Oposição

1.8.09

Uma das primeiras palavras que aprendi quando cheguei a Espanha foi o verbo “opositar”. Isto porque logo no primeiro dia na minha nova casa umas das raparigas que lá vivia contou-me que esse era o seu sonho. Nessa tal primeira vez tive vergonha de lhe dizer que não sabia o que significava a palavra e imaginei que tivesse algo que ver com formar parte de uma força da “oposição”. No segundo dia ela voltou a falar sobre o tema e comentou como era difícil “fazer oposição”. Pensei em todos os autores revolucionários que tinha lido ultimamente e concordei com ela. Mas à medida que o meu espanhol foi melhorando, fui apercebendo-me que esse tal trabalho que ela queria não era tão nobre quanto eu pensava. Então ela explicou-me:
- Opositar é fazer um exame para trabalhar para o governo, sabes? Trabalhas das 9 as 14h, ganhas bem e não te podem despedir. O melhor trabalho de sempre.
Ah, então ela queria ser funcionária publica… Mas em que área?
- Isso é-me indiferente. Não me importo de fazer qualquer coisa.
Fiquei chocada. Como era possível que o sonho da sua vida fosse ser funcionária pública? Sem mais. Não queria ser professora, contabilista, advogada ou notária do estado. Não queria cozinhar para o primeiro-ministro, ser polícia nacional ou cuidar de crianças necessitadas. O seu sonho era apenas pertencer a esse grupo de pessoas que “trabalha pouco, ganha bem e não pode ser despedido”.
O problema deste país é que, como essa minha amiga tinha comentado, é “muito difícil” conseguir esse trabalho. Simplesmente porque o sonho de todo o espanhol é ser funcionário público (alerta margem de erro!).
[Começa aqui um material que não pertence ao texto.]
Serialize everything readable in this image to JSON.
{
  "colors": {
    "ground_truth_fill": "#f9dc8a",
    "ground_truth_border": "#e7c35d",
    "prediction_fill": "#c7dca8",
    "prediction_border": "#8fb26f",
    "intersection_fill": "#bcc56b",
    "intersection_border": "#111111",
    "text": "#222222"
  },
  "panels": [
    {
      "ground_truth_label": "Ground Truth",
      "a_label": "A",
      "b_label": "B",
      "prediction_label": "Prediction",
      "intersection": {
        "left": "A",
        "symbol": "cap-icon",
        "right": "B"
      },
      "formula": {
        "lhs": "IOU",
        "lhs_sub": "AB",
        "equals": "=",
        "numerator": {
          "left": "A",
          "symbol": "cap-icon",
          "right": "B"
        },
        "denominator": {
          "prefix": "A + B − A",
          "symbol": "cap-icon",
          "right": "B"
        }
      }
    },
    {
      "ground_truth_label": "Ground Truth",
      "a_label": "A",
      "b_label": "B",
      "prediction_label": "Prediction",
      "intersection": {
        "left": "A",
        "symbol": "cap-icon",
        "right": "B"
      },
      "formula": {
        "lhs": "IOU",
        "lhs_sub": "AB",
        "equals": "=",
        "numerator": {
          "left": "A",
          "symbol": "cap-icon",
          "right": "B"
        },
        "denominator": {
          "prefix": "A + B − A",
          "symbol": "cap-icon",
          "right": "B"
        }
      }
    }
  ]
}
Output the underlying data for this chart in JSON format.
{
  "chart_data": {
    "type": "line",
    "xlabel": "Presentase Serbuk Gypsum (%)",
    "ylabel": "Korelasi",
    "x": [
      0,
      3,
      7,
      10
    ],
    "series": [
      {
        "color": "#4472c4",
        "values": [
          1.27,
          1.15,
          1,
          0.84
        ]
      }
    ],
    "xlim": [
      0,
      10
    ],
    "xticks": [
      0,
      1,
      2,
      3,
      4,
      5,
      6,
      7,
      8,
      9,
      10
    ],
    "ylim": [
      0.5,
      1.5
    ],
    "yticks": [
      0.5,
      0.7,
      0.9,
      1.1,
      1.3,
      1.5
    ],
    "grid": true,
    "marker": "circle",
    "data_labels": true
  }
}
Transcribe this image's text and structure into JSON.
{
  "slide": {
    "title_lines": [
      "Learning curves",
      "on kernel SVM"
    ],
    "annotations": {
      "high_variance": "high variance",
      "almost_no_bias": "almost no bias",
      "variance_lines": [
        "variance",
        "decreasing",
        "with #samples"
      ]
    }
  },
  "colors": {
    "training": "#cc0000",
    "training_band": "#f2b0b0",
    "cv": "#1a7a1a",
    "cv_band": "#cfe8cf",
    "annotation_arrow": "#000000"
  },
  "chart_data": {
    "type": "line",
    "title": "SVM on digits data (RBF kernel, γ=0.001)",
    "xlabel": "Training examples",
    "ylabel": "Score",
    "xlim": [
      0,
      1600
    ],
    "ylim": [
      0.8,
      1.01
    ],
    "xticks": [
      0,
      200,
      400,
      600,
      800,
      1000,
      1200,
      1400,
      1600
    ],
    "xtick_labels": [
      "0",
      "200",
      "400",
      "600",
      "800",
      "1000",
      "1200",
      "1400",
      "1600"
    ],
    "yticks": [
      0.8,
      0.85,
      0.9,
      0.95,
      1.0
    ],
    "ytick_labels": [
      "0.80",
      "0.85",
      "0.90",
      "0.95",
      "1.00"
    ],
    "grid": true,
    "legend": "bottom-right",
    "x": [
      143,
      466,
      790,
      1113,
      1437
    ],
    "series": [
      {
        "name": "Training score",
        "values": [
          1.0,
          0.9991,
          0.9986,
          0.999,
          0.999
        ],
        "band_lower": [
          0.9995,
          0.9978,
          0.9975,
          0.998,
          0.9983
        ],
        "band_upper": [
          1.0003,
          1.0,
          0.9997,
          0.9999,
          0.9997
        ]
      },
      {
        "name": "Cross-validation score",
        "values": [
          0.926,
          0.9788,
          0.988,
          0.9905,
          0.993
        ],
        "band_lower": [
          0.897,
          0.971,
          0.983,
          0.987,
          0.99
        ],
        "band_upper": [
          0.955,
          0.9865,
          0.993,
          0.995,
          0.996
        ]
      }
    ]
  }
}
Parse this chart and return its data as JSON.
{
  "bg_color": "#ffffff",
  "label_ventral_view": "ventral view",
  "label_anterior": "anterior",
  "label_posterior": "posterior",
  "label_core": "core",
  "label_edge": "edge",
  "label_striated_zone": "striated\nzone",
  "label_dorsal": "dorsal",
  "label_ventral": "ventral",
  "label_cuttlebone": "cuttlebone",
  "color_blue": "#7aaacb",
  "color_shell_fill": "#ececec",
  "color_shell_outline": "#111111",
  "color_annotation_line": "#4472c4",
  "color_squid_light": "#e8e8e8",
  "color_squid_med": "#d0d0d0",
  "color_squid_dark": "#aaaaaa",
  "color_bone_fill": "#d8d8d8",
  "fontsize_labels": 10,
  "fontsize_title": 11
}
O mais grave é que a sociedade parece ter chegado ao acordo comum de que trabalhar para o Estado, seja fazendo o que for, é o “melhor trabalho do mundo”. Já conheci pessoas que estão há três anos desempregadas estudando para fazer o tal exame, outras que estão a tirar um “curso qualquer” só para na altura de “opositar” receber um salário melhor e ainda houve outro que me tentou consolar: “Se não arranjares emprego como jornalista sempre podes voltar para o teu pais e opositar, com um mestrado ganhas mais!”
Eu tenho uma profunda implicância com os funcionários públicos. Isto porque numa verdadeira economia de mercado, um emprego que tenha mais segurança deveria, em termos teóricos, ser pior remunerado (é o que explica, por exemplo, o fenómeno dos free-lancers). Em Espanha (e em Portugal também) os funcionários públicos são os menos produtivos, os que têm menos horas de trabalho e são melhor remunerados de grande parte da população activa.
A única razão possível que encontro para isto é que como são tantos, ninguém se revolta. E ainda aproveitam para espalhar esse mito do trabalho de sonho para justificar a insignificância da sua existência.

Não se esqueçam de considerar a devida margem de erro, sim?